Sunday, 21 October 2012

Baking the Christmas cake


It’s nearly October half term so I’ve been making Christmas cakes and puddings. That’s my traditional date, ever since I started to make myown. For the first couple of years we were married, my mother used to make us a cake, and then I started to feel guilty because really, she had enough to do. But I use her recipe, which goes back to my great grandmother Nock – my mother’s mother’s mother. It involves one and a half pounds of butter and a dozen eggs. I cut it back to one pound of butter, which still makes a very substantial cake.

I remember my gran making the cakes and puddings. The currants had to be picked over for twiggy bits and then washed, and then, to make sure they didn’t sink, they were dried in bowls in front of the coal fire all day, being turned over by hand regularly. So even getting the currants ready for use was a major task. The almonds were put into a bowl and boiling water poured over and then when the water had cooled, they were slipped out of their brown skins. After  that, they were chopped. When I first started making my own cake, I felt I ought to buy almonds in their skins and do the hot water bit, but after a lot of years, I decided that nostalgia is all very well, but you can indulge in it too much. So now I buy the almonds already skinned. Actually, the chopping takes ages because you don’t want the pieces too small, so it has to be done almond by almond – no food processing. 

My granny used to have to chop the mixed peel, too. Of course nowadays, one uses mixed peel and currants straight from the packet. You have to add a little mace, and it can be quite hard to find nowadays. It isn’t a fashionable spice. How you can make a béchamel without mace beats me, though. Probably everyone’s too busy making Thai curries badly, instead of traditional British food well.

I do use the food processor for beating the sugar and butter and the eggs. My gran used to do it all by hand with a wooden spoon, in a very big earthenware bowl, just like the ones they have in National Trust dairies.  It’s jolly hard work – we all used to take a hand, although I don’t know how much help I was really.  We all got to make a wish with the puddings. I tried to get the kids to have a stir and make a wish on our pudding when they were young, but it didn’t really take – I’m not sure they make a wish on cutting birthday cakes any more, even. Perhaps they are all too cynical, or too scientific, to believe in wishes any more. I remember making a wish on the first star at night, and the new moon, and avoiding seeing the new moon through glass, throwing spilt salt over my shoulder, and loads of other superstitious stuff that the kids have never done. I’m not sure if it’s good that they aren’t superstitious, or whether they’ve missed some sort of folk culture.

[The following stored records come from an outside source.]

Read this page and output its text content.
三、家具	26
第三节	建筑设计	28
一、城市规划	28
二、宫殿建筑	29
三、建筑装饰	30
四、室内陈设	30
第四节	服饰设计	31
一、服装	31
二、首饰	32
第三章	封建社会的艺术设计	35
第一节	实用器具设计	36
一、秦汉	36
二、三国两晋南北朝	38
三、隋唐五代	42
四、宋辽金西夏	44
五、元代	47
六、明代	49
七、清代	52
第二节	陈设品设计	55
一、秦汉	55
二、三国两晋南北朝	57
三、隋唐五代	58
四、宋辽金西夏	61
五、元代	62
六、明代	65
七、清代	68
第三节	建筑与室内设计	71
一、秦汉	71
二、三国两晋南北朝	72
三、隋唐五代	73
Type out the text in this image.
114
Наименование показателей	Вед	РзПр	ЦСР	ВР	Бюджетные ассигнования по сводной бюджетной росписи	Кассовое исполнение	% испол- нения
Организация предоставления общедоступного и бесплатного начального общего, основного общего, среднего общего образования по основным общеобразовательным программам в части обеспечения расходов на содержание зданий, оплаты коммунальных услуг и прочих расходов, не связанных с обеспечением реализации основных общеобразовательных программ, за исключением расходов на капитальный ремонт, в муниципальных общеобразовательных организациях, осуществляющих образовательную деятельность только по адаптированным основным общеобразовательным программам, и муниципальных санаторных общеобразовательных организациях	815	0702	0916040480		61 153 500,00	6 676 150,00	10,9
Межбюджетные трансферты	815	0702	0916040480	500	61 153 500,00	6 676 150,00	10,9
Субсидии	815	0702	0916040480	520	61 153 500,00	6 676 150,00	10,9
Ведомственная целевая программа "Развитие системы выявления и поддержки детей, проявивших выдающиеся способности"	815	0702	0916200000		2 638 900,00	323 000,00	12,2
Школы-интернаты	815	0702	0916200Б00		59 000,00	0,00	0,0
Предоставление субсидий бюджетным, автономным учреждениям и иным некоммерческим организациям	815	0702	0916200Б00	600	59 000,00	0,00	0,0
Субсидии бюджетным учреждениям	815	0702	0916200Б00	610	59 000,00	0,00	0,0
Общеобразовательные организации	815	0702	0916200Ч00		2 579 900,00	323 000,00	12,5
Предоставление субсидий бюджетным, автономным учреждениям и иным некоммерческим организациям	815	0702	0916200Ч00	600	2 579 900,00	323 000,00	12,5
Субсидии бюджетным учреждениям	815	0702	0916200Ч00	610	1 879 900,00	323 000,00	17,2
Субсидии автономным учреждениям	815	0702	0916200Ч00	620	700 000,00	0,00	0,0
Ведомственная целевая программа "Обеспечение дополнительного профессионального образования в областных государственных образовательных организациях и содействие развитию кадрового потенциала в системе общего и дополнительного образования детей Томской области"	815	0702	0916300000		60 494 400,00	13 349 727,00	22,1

I digress. After all the chopping and mixing and beating, the mixture is put into a well buttered and lined cake tin which is still marked  on the bottom “2 shillings and 7 pence”, and cooked in a slow oven for about 8 to 10 hours. (My modern oven switches itself off after about seven hours – it seems to think it knows better than I do. I know about this now, but it still makes me swear.)  As soon as it comes out of the oven, I pour several generous slugs of brown rum over it, and the smell is out of this world. If it doesn’t make your mouth water, you’re probably dead.

Then the cake is wrapped up and put away until Christmas Eve, when it is covered with marzipan (NO white icing!) and decorated with marzipan balls, glace cherries, a Father Christmas driving a sled which predates me, a robin made by my daughter out of Fimo, and a plaque saying “Merry Christmas” which came from Sainsbury’s about twenty years ago. Then it’s served with proper Wensleydale, brought from North Yorkshire.  Merry Christmas!